Someone needs to have a serious talk with grandpa about wearing a mask when he goes out!
There’s a new study that says older men often do the LEAST to protect themselves against COVID-19, yet their age/gender puts them among the most vulnerable to infection.
Georgia State University gerontology and psychology researcher Sarah Barber posted an online questionnaire to assess how older adults felt about the COVID-19 pandemic.

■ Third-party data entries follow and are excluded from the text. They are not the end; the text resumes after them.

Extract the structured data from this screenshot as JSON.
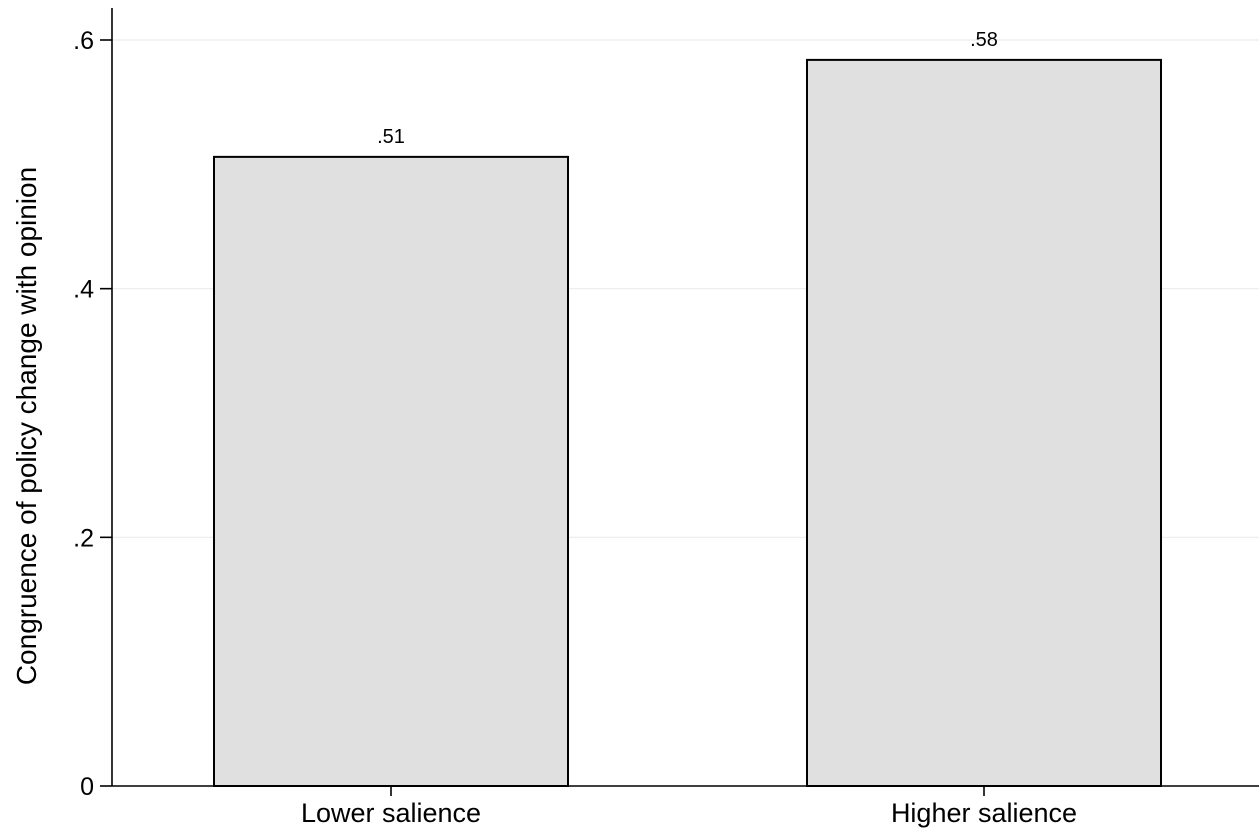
{
  "chart_data": {
    "type": "bar",
    "categories": [
      "Lower salience",
      "Higher salience"
    ],
    "values": [
      0.506,
      0.584
    ],
    "data_labels": [
      ".51",
      ".58"
    ],
    "title": "",
    "xlabel": "",
    "ylabel": "Congruence of policy change with opinion",
    "ylim": [
      0,
      0.62
    ],
    "y_ticks": [
      0,
      0.2,
      0.4,
      0.6
    ],
    "y_tick_labels": [
      "0",
      ".2",
      ".4",
      ".6"
    ],
    "grid": true,
    "legend": "none",
    "bar_fill": "#e0e0e0",
    "bar_stroke": "#000000"
  }
}
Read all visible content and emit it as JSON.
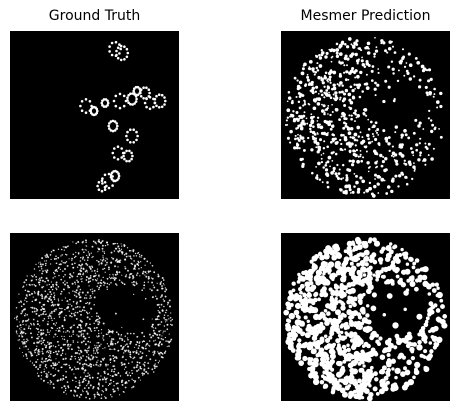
{
  "figure": {
    "titles": [
      "Ground Truth",
      "Mesmer Prediction"
    ],
    "panels": [
      {
        "name": "ground-truth-top",
        "content": "sparse-cells"
      },
      {
        "name": "mesmer-prediction-top",
        "content": "dense-disc"
      },
      {
        "name": "ground-truth-bottom",
        "content": "fine-disc"
      },
      {
        "name": "mesmer-prediction-bottom",
        "content": "solid-disc"
      }
    ],
    "colors": {
      "background": "#ffffff",
      "panel": "#000000",
      "foreground": "#ffffff"
    }
  }
}
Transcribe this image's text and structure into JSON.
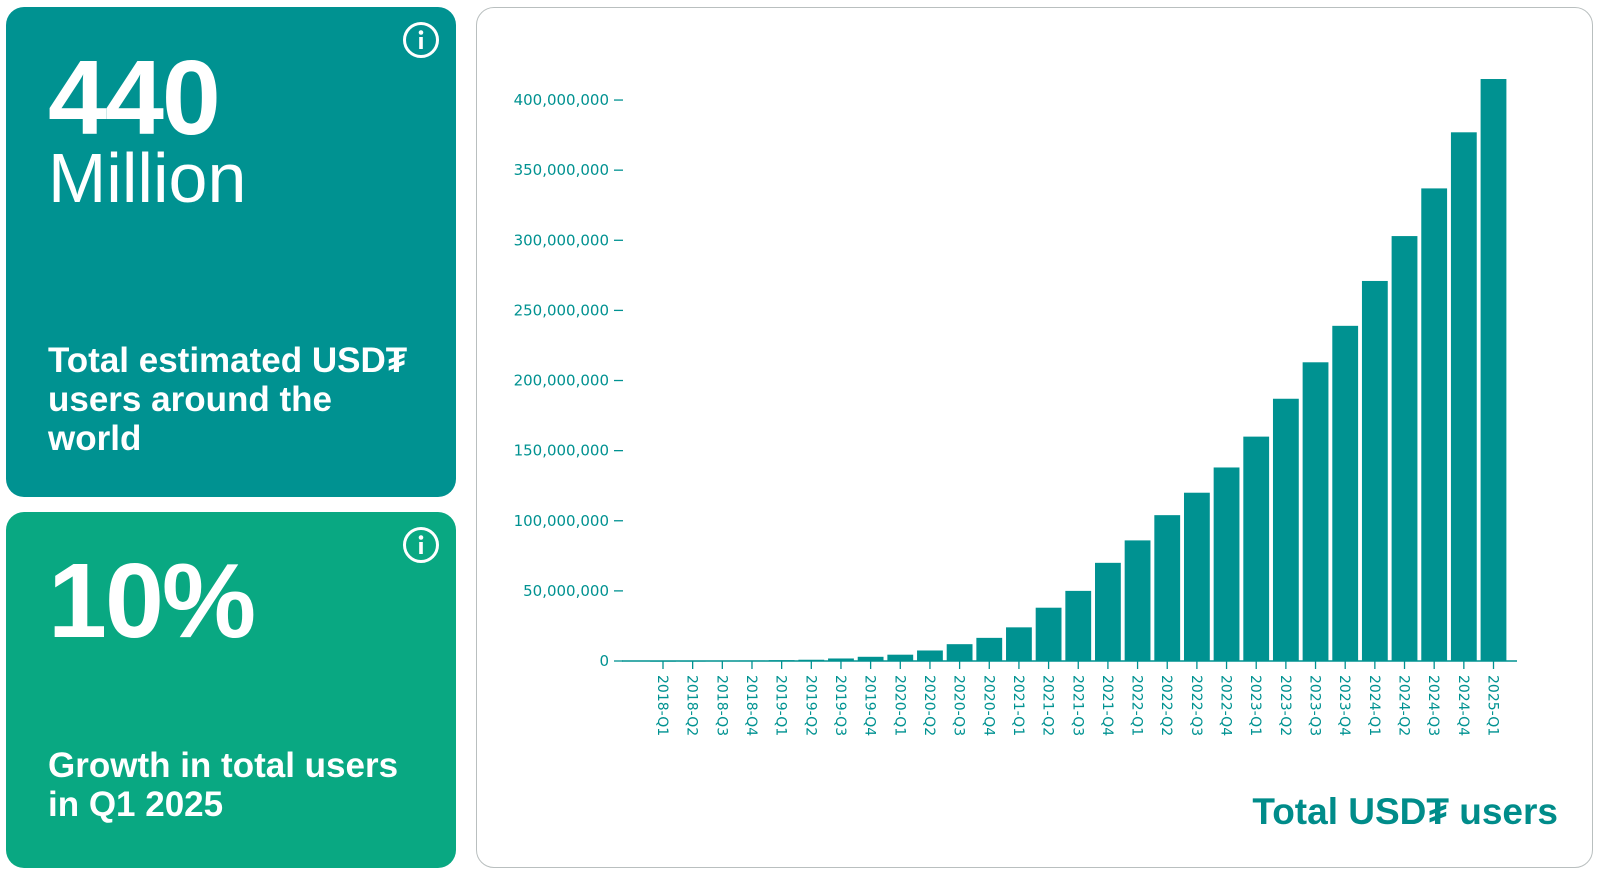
{
  "colors": {
    "users_card": "#009291",
    "growth_card": "#09a882",
    "bar": "#009291",
    "axis": "#009291",
    "text_on_card": "#ffffff"
  },
  "users_card": {
    "value": "440",
    "unit": "Million",
    "description": "Total estimated USD₮ users around the world",
    "icon": "info-icon"
  },
  "growth_card": {
    "value": "10%",
    "description": "Growth in total users in Q1 2025",
    "icon": "info-icon"
  },
  "chart_data": {
    "type": "bar",
    "title": "Total USD₮ users",
    "xlabel": "",
    "ylabel": "",
    "ylim": [
      0,
      420000000
    ],
    "yticks": [
      0,
      50000000,
      100000000,
      150000000,
      200000000,
      250000000,
      300000000,
      350000000,
      400000000
    ],
    "ytick_labels": [
      "0",
      "50,000,000",
      "100,000,000",
      "150,000,000",
      "200,000,000",
      "250,000,000",
      "300,000,000",
      "350,000,000",
      "400,000,000"
    ],
    "grid": false,
    "categories": [
      "2018-Q1",
      "2018-Q2",
      "2018-Q3",
      "2018-Q4",
      "2019-Q1",
      "2019-Q2",
      "2019-Q3",
      "2019-Q4",
      "2020-Q1",
      "2020-Q2",
      "2020-Q3",
      "2020-Q4",
      "2021-Q1",
      "2021-Q2",
      "2021-Q3",
      "2021-Q4",
      "2022-Q1",
      "2022-Q2",
      "2022-Q3",
      "2022-Q4",
      "2023-Q1",
      "2023-Q2",
      "2023-Q3",
      "2023-Q4",
      "2024-Q1",
      "2024-Q2",
      "2024-Q3",
      "2024-Q4",
      "2025-Q1"
    ],
    "values": [
      100000,
      150000,
      250000,
      400000,
      600000,
      900000,
      1800000,
      3000000,
      4500000,
      7500000,
      12000000,
      16500000,
      24000000,
      38000000,
      50000000,
      70000000,
      86000000,
      104000000,
      120000000,
      138000000,
      160000000,
      187000000,
      213000000,
      239000000,
      271000000,
      303000000,
      337000000,
      377000000,
      415000000
    ]
  }
}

Participants fell into two age groups (18-35 and 65-81) and answered questions about how they guaged the virus’ severity, whether they thought people were overreacting to it, what steps and behavioral changes they intended to take regarding it, etc. **It’s worth noting that the survey was conducted from March 23 to 31, shortly after U.S. lock downs began and while the national infection and fatality rates were far lower than they are now.**
What did she find out? Even though most of respondents reported moderate levels of worry and also said they were washing their hands more, avoiding public places and so on… older men reported far less worry about catching COVID-19. They also had incorporated the fewest number of behavioral changes (least likely to wear a mask in public or purchase extra food for extended stays at home).
Barber says the way to get older men to take the pandemic more seriously isn’t to get them to worry more, but to educate them about their level of risk and why it’s so important to take steps to protect themselves from infection.